Kate St. John birding in Florida, Feb 2010 (photo by Chuck Tague)

3 June 2020

Have you ever felt threatened by humans while birding in a public place? It shouldn’t happen and it rarely does to most of us. I can count the few incidents I’ve experienced on one hand.

During Pennsylvania’s Second Breeding Bird Atlas, 2004-2009, I surveyed an under-reported block in Somerset County, walking the edge of a public road. I listened for birdsong and scanned the adjacent open field with my binoculars. I was startled when a resident from the other side of the road started up her car and began following me slowly, creeping behind me at my walking pace. She pulled alongside, drove next to me, and stared hard. She never spoke. Her threat was clear. I left immediately and I never went back.

That incident 15 years ago was one of the few times I felt threatened by humans while birding. I take my own safety for granted but some people cannot. This week I’m learning what it’s like to go birding in someone else’s shoes.

Birding by kayak in Florida (photo by Florida Fish and Wildlife via Flickr)

On Memorial Day in Central Park a white woman, Amy Cooper, called the cops on black birder Christian Cooper (no relation) when he asked her to put her dog on a leash. That incident, and many others, became the catalyst for #BlackBirdersWeek organised by #BlackAFinSTEM May 31 to June 5, 2020.

The event aims to increase visibility of Black birders, who face challenges and dangers that non-Black people do not experience when recreating or conducting fieldwork in the outdoors.

To many Americans, wilderness represents freedom and a space that should be open to all. In reality, it is not. Black Birders Week is a way for Black birders, who may have not seen another Black birder, to join together and encourage more participation and diversity in outdoor spaces.

Forbes, Magazine, Opening the Outdoors: Inaugural Black Birders Week.

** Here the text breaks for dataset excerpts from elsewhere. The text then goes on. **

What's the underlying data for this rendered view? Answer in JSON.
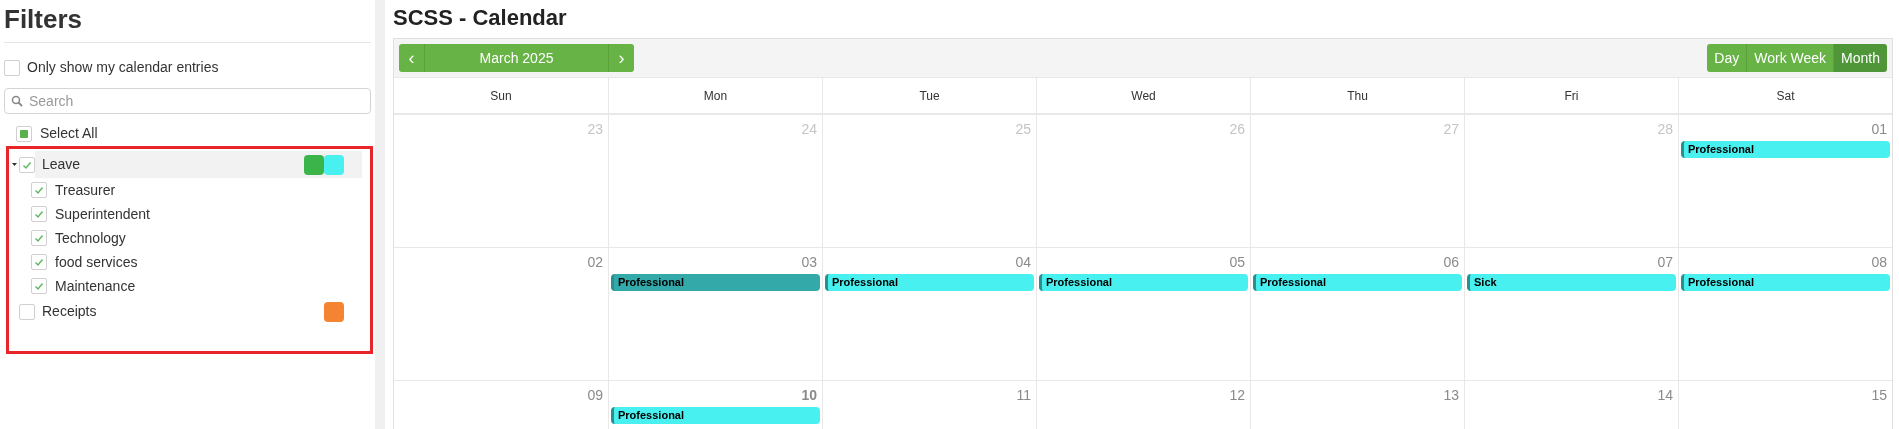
{
  "sidebar": {
    "title": "Filters",
    "only_mine": {
      "label": "Only show my calendar entries",
      "checked": false
    },
    "search": {
      "placeholder": "Search"
    },
    "select_all": {
      "label": "Select All",
      "indeterminate": true
    },
    "groups": [
      {
        "label": "Leave",
        "checked": true,
        "expanded": true,
        "selected": true,
        "swatches": [
          {
            "color": "#3bb54a"
          },
          {
            "color": "#48f0f0"
          }
        ],
        "children": [
          {
            "label": "Treasurer",
            "checked": true
          },
          {
            "label": "Superintendent",
            "checked": true
          },
          {
            "label": "Technology",
            "checked": true
          },
          {
            "label": "food services",
            "checked": true
          },
          {
            "label": "Maintenance",
            "checked": true
          }
        ]
      },
      {
        "label": "Receipts",
        "checked": false,
        "selected": false,
        "swatches": [
          {
            "color": "#f58432"
          }
        ]
      }
    ]
  },
  "calendar": {
    "title": "SCSS - Calendar",
    "prev": "‹",
    "period": "March 2025",
    "next": "›",
    "views": [
      {
        "label": "Day",
        "selected": false
      },
      {
        "label": "Work Week",
        "selected": false
      },
      {
        "label": "Month",
        "selected": true
      }
    ],
    "weekdays": [
      "Sun",
      "Mon",
      "Tue",
      "Wed",
      "Thu",
      "Fri",
      "Sat"
    ],
    "weeks": [
      [
        {
          "day": "23",
          "muted": true,
          "today": false
        },
        {
          "day": "24",
          "muted": true,
          "today": false
        },
        {
          "day": "25",
          "muted": true,
          "today": false
        },
        {
          "day": "26",
          "muted": true,
          "today": false
        },
        {
          "day": "27",
          "muted": true,
          "today": false
        },
        {
          "day": "28",
          "muted": true,
          "today": false
        },
        {
          "day": "01",
          "muted": false,
          "today": false,
          "events": [
            {
              "title": "Professional",
              "color": "#48f0f0"
            }
          ]
        }
      ],
      [
        {
          "day": "02",
          "muted": false,
          "today": false
        },
        {
          "day": "03",
          "muted": false,
          "today": false,
          "events": [
            {
              "title": "Professional",
              "color": "#33a9a9"
            }
          ]
        },
        {
          "day": "04",
          "muted": false,
          "today": false,
          "events": [
            {
              "title": "Professional",
              "color": "#48f0f0"
            }
          ]
        },
        {
          "day": "05",
          "muted": false,
          "today": false,
          "events": [
            {
              "title": "Professional",
              "color": "#48f0f0"
            }
          ]
        },
        {
          "day": "06",
          "muted": false,
          "today": false,
          "events": [
            {
              "title": "Professional",
              "color": "#48f0f0"
            }
          ]
        },
        {
          "day": "07",
          "muted": false,
          "today": false,
          "events": [
            {
              "title": "Sick",
              "color": "#48f0f0"
            }
          ]
        },
        {
          "day": "08",
          "muted": false,
          "today": false,
          "events": [
            {
              "title": "Professional",
              "color": "#48f0f0"
            }
          ]
        }
      ],
      [
        {
          "day": "09",
          "muted": false,
          "today": false
        },
        {
          "day": "10",
          "muted": false,
          "today": true,
          "events": [
            {
              "title": "Professional",
              "color": "#48f0f0"
            }
          ]
        },
        {
          "day": "11",
          "muted": false,
          "today": false
        },
        {
          "day": "12",
          "muted": false,
          "today": false
        },
        {
          "day": "13",
          "muted": false,
          "today": false
        },
        {
          "day": "14",
          "muted": false,
          "today": false
        },
        {
          "day": "15",
          "muted": false,
          "today": false
        }
      ]
    ]
  }
}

It’s already Wednesday (sorry I’m late reporting this!) but there’s more coming up this week.

As @Ologies said on Twitter: “If this initiative has opened your eyes to how our Black friends feel unsafe in outdoor areas, how that impacts the fieldwork they do, the careers they choose: tweet about it. Follow them. Cheer them on.” It’s #BlackBirdersWeek.

This is the week we go birding in someone else’s shoes.

p.s. Here’s the story of a black birdwatcher who created signs to explain his presence after so many people called the police on him: https://www.washingtonpost.com/science/2020/06/05/people-called-police-this-black-birdwatcher-so-many-times-that-he-posted-custom-signs-explain-his-hobby/

(photos by Chuck Tague and Florida Fish and Wildlife on Flickr Creative Commons license, #BlackBirdersWeek schedule via #BlackAFinSTEM)

2 thoughts on “Birding In Someone Else’s Shoes

  1. Thanks Kate. A shared story such as yours really shows how dysfunctional our society has become. What threat do birding binoculars pose? Very puzzling.

  2. I was accused twice by a black woman of spying on her because I was using binoculars and facing towards her residence. Some people are self centered and think everything is about them.